Saint-Tropez ended the first week of July under pressure from three directions at once: a punishing heatwave that pushed thermometers past 39°C on Wednesday, a noticeable ramping-up of gendarmerie patrols along the Quai Jean-Jaurès following the bomb attack in Monaco, and a simmering row at the Hôtel de Ville over proposed increases to superyacht mooring tariffs in the Vieux-Port. Any one of those stories would dominate a slow summer week. All three arrived together.
The timing matters because July 4 marks the unofficial start of the peak high season — the fortnight when the town's resident population of roughly 4,200 is routinely overwhelmed by an estimated 100,000 day-trippers and staying guests. Decisions made or delayed this week will be felt in every café terrace on the Place des Lices and every rental villa on the Route de Tahiti for the rest of August.

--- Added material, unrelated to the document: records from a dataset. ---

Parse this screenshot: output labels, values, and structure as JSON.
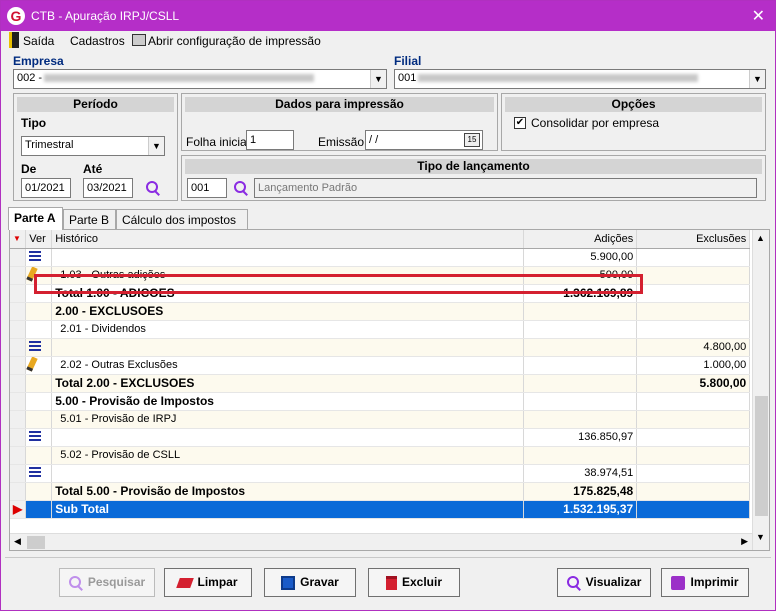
{
  "window": {
    "title": "CTB - Apuração IRPJ/CSLL",
    "close_glyph": "✕",
    "app_icon_letter": "G"
  },
  "menu": [
    {
      "label": "Saída",
      "icon": "exit-icon"
    },
    {
      "label": "Cadastros",
      "icon": ""
    },
    {
      "label": "Abrir configuração de impressão",
      "icon": "printer-icon"
    }
  ],
  "empresa": {
    "label": "Empresa",
    "value": "002 -"
  },
  "filial": {
    "label": "Filial",
    "value": "001"
  },
  "periodo": {
    "header": "Período",
    "tipo_label": "Tipo",
    "tipo_value": "Trimestral",
    "de_label": "De",
    "de_value": "01/2021",
    "ate_label": "Até",
    "ate_value": "03/2021"
  },
  "dados_impressao": {
    "header": "Dados para impressão",
    "folha_label": "Folha inicial",
    "folha_value": "1",
    "emissao_label": "Emissão",
    "emissao_value": " / /",
    "calendar_glyph": "15"
  },
  "opcoes": {
    "header": "Opções",
    "consolidar_label": "Consolidar por empresa",
    "consolidar_checked": true
  },
  "tipo_lancamento": {
    "header": "Tipo de lançamento",
    "code": "001",
    "description": "Lançamento Padrão"
  },
  "tabs": [
    "Parte A",
    "Parte B",
    "Cálculo dos impostos"
  ],
  "grid": {
    "columns": [
      "Ver",
      "Histórico",
      "Adições",
      "Exclusões"
    ],
    "rows": [
      {
        "icon": "list",
        "historico": "",
        "adicoes": "5.900,00",
        "exclusoes": "",
        "style": ""
      },
      {
        "icon": "pencil",
        "historico": "1.03 - Outras adições",
        "adicoes": "500,00",
        "exclusoes": "",
        "style": "alt"
      },
      {
        "icon": "",
        "historico": "Total 1.00 - ADICOES",
        "adicoes": "1.362.169,89",
        "exclusoes": "",
        "style": "bold"
      },
      {
        "icon": "",
        "historico": "2.00 - EXCLUSOES",
        "adicoes": "",
        "exclusoes": "",
        "style": "bold alt"
      },
      {
        "icon": "",
        "historico": "2.01 - Dividendos",
        "adicoes": "",
        "exclusoes": "",
        "style": ""
      },
      {
        "icon": "list",
        "historico": "",
        "adicoes": "",
        "exclusoes": "4.800,00",
        "style": "alt"
      },
      {
        "icon": "pencil",
        "historico": "2.02 - Outras Exclusões",
        "adicoes": "",
        "exclusoes": "1.000,00",
        "style": ""
      },
      {
        "icon": "",
        "historico": "Total 2.00 - EXCLUSOES",
        "adicoes": "",
        "exclusoes": "5.800,00",
        "style": "bold alt"
      },
      {
        "icon": "",
        "historico": "5.00 - Provisão de Impostos",
        "adicoes": "",
        "exclusoes": "",
        "style": "bold"
      },
      {
        "icon": "",
        "historico": "5.01 - Provisão de IRPJ",
        "adicoes": "",
        "exclusoes": "",
        "style": "alt"
      },
      {
        "icon": "list",
        "historico": "",
        "adicoes": "136.850,97",
        "exclusoes": "",
        "style": ""
      },
      {
        "icon": "",
        "historico": "5.02 - Provisão de CSLL",
        "adicoes": "",
        "exclusoes": "",
        "style": "alt"
      },
      {
        "icon": "list",
        "historico": "",
        "adicoes": "38.974,51",
        "exclusoes": "",
        "style": ""
      },
      {
        "icon": "",
        "historico": "Total 5.00 - Provisão de Impostos",
        "adicoes": "175.825,48",
        "exclusoes": "",
        "style": "bold alt"
      },
      {
        "icon": "",
        "historico": "Sub Total",
        "adicoes": "1.532.195,37",
        "exclusoes": "",
        "style": "sel"
      }
    ]
  },
  "buttons": [
    {
      "label": "Pesquisar",
      "icon": "search-icon",
      "enabled": false
    },
    {
      "label": "Limpar",
      "icon": "eraser-icon",
      "enabled": true
    },
    {
      "label": "Gravar",
      "icon": "save-icon",
      "enabled": true
    },
    {
      "label": "Excluir",
      "icon": "trash-icon",
      "enabled": true
    },
    {
      "label": "Visualizar",
      "icon": "search-icon",
      "enabled": true
    },
    {
      "label": "Imprimir",
      "icon": "printer-icon",
      "enabled": true
    }
  ],
  "colors": {
    "title_bar": "#b52ec8",
    "selection": "#0a6ad8",
    "highlight_border": "#d42030",
    "label_blue": "#002b7f"
  }
}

Security and Heat Dominate the Week
Gendarmerie nationale reinforcements arrived in the peninsula by Tuesday, with additional officers stationed at the ferry landing points near the Port de Saint-Tropez and at the entrance to the market held twice weekly on the Place des Lices. The deployment follows the still-unresolved Monaco attack, and regional préfecture officials in Draguignan confirmed that Var-wide security protocols have been elevated for the holiday period. Bag checks at the access point to the Citadelle de Saint-Tropez — which draws around 120,000 visitors annually — became noticeably more thorough from Wednesday morning onward.
The heatwave, meanwhile, hit the Var département hard. France recorded more than 2,000 excess deaths during the peak of the current heat episode nationally, and Météo-France logged 38.7°C at the Sainte-Maxime monitoring station — the nearest official gauge to Saint-Tropez — on July 2, the highest reading there since August 2023. The mairie activated its Plan Canicule protocol on Wednesday afternoon, opening the Espace Culturel de l'Annonciade on Rue Gambetta as a daytime cooling refuge and extending hours at the municipal water station near the Parking du Nouveau Port. Elderly residents in the Quartier de la Ponche, where narrow stone streets trap heat particularly badly, were flagged for welfare checks by the commune's social services team.
The Vieux-Port Tariff Fight
Behind the scenes at the Hôtel de Ville on Rue Gambetta, a draft proposal to raise overnight mooring fees for vessels over 30 metres in the Vieux-Port by up to 22 percent — effective from the 2027 season — has divided the municipal council. Supporters argue the increase, which would push peak-season tariffs for a 40-metre yacht from roughly €1,850 per night to around €2,260, is necessary to fund dredging work and upgraded shore-power connections that the port authority says are overdue. Opponents, including several councillors aligned with local marine trade associations, warn that owners will simply divert to Grimaud or Sainte-Maxime, taking restaurant and provisioning spend with them. A vote is expected at the council's next full session, scheduled for September 15.
On the cultural calendar, the Association des Amis du Vieux Saint-Tropez confirmed this week that its annual summer exhibition inside the Chapelle de la Miséricorde on Rue de la Miséricorde will open July 12, three days later than originally planned due to a restoration contractor overrun. Forty-two local artists are participating, and entry remains free.
For residents and visitors heading into the long weekend, the mairie is advising people to reach the old town before 10 a.m. or after 6 p.m. to avoid the worst heat and congestion. The Parking des Lices charges €4 per hour in July and August, and shuttle connections to the Parking de la Foux in Cogolin — where rates are €2 flat — run every 20 minutes until midnight. With temperatures forecast to remain above 36°C through at least Sunday, and the security posture unlikely to ease before the Monaco investigation concludes, the week ahead promises little quiet for a town that, paradoxically, sells tranquillity as its primary product.